Well, if you are still not convinced about using Linux as you might have never seen anyone using Linux, take this, the android phones you and everyone around you uses is build on Linux. The television, air conditioner, washing machine and that coffee machine you love so dearly is running Linux. You are already living in a world run by Linux but you are still not a part of it. One more step and you’ll be one of the Elite Linux users.
Enough of the convincing and let’s start using Linux. First we need to choose a Linux flavor and this is the most fun part. Choosing a Linux for the first time is like Harry Potter choosing a Magic Wand. Every Linux flavours runs the same solid Linux base underneath which we call “Kernel” and different Linux flavours are called “Distributions”.

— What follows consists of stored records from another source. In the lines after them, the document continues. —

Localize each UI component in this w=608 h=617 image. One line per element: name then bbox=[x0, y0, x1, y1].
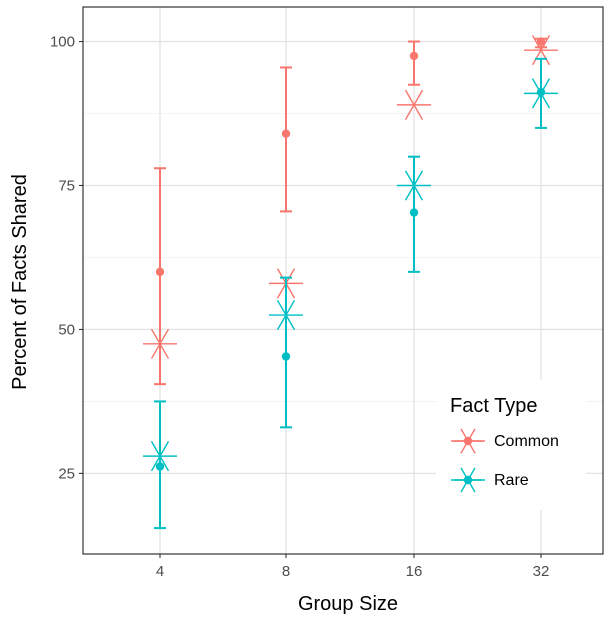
legend-label-rare: Rare bbox=[494, 472, 529, 489]
x-tick-label-32: 32 bbox=[533, 563, 550, 580]
legend-key-common bbox=[451, 428, 485, 454]
legend-key-rare bbox=[451, 467, 485, 493]
common-group-16 bbox=[397, 40, 431, 120]
rare-point-4 bbox=[155, 462, 165, 471]
common-predicted-marker-16-stroke bbox=[404, 89, 424, 120]
rare-group-16 bbox=[397, 155, 431, 273]
common-point-16 bbox=[409, 51, 419, 61]
common-predicted-marker-32-stroke bbox=[531, 35, 551, 66]
rare-predicted-marker-8-stroke bbox=[276, 299, 296, 331]
y-tick-label-100: 100 bbox=[50, 34, 75, 51]
legend-background bbox=[436, 380, 586, 510]
common-predicted-marker-32 bbox=[524, 35, 558, 66]
common-predicted-marker-4 bbox=[143, 328, 177, 359]
x-tick-label-8: 8 bbox=[282, 563, 290, 580]
common-point-32 bbox=[536, 37, 546, 46]
common-predicted-marker-4-stroke bbox=[150, 328, 170, 359]
panel-border bbox=[82, 6, 604, 555]
x-axis-title: Group Size bbox=[298, 593, 398, 615]
legend-key-common-star bbox=[454, 428, 482, 454]
marks bbox=[143, 35, 558, 530]
rare-predicted-marker-4-stroke bbox=[150, 441, 170, 472]
rare-point-8 bbox=[281, 352, 291, 361]
legend-key-common-star-stroke bbox=[460, 428, 476, 454]
y-tick-label-50: 50 bbox=[58, 321, 75, 338]
legend-title: Fact Type bbox=[450, 395, 537, 417]
rare-predicted-marker-8 bbox=[269, 299, 303, 331]
common-group-4 bbox=[143, 167, 177, 386]
common-point-8 bbox=[281, 129, 291, 138]
rare-group-32 bbox=[524, 57, 558, 129]
y-tick-label-75: 75 bbox=[58, 177, 75, 194]
common-predicted-marker-16 bbox=[397, 89, 431, 120]
rare-predicted-marker-4 bbox=[143, 441, 177, 472]
y-tick-label-25: 25 bbox=[58, 465, 75, 482]
legend: Fact Type Common Rare bbox=[436, 380, 586, 510]
common-group-32 bbox=[524, 35, 558, 66]
rare-predicted-marker-32 bbox=[524, 78, 558, 109]
rare-point-16 bbox=[409, 208, 419, 217]
rare-group-8 bbox=[269, 276, 303, 429]
rare-predicted-marker-16-stroke bbox=[404, 170, 424, 201]
x-tick-label-4: 4 bbox=[156, 563, 164, 580]
legend-key-rare-star bbox=[454, 467, 482, 493]
legend-keys bbox=[451, 428, 485, 493]
x-tick-label-16: 16 bbox=[406, 563, 423, 580]
axes: 25 50 75 100 4 8 16 32 bbox=[50, 34, 549, 580]
legend-label-common: Common bbox=[494, 433, 559, 450]
y-axis-title: Percent of Facts Shared bbox=[9, 174, 31, 390]
rare-predicted-marker-32-stroke bbox=[531, 78, 551, 109]
legend-key-rare-star-stroke bbox=[460, 467, 476, 493]
rare-predicted-marker-16 bbox=[397, 170, 431, 201]
rare-group-4 bbox=[143, 400, 177, 530]
common-point-4 bbox=[155, 267, 165, 277]
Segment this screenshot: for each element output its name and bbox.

There are hundred of distributions available and all of them are listed on Distrowatch in order of their popularity. Ubuntu, Linux Mint, Fedora, Debian and Open Suse are some of the famous Linux distributions but if you want something familiar to Windows XP then you better stick to Linux Mint or if you are feeling adventurous you can try the Unity interface in Ubuntu, Gnome in Fedora or KDE in Open Suse. Unity, Gnome, KDE are the names of different kind of user interfaces which we call “Desktop Environments”. These DEs will be fine on even older systems but if you are going to use Linux on something very ancient you can use the lightweight DEs like XFCE and LXDE as they are very lightweight and offer simpler user interface.
So that’s it, choose the Linux distribution you like and start using it. Linux is free, stable and secure, what more you can ask for and if you feel lucky you can donate some money to the Linux Foundation for all the awesome work those guys do. I won’t be writing any installations tutorials as there are tons of them on internet. I am already helping my friends online and offline in their switch to Linux, you should start using Linux and help your friends.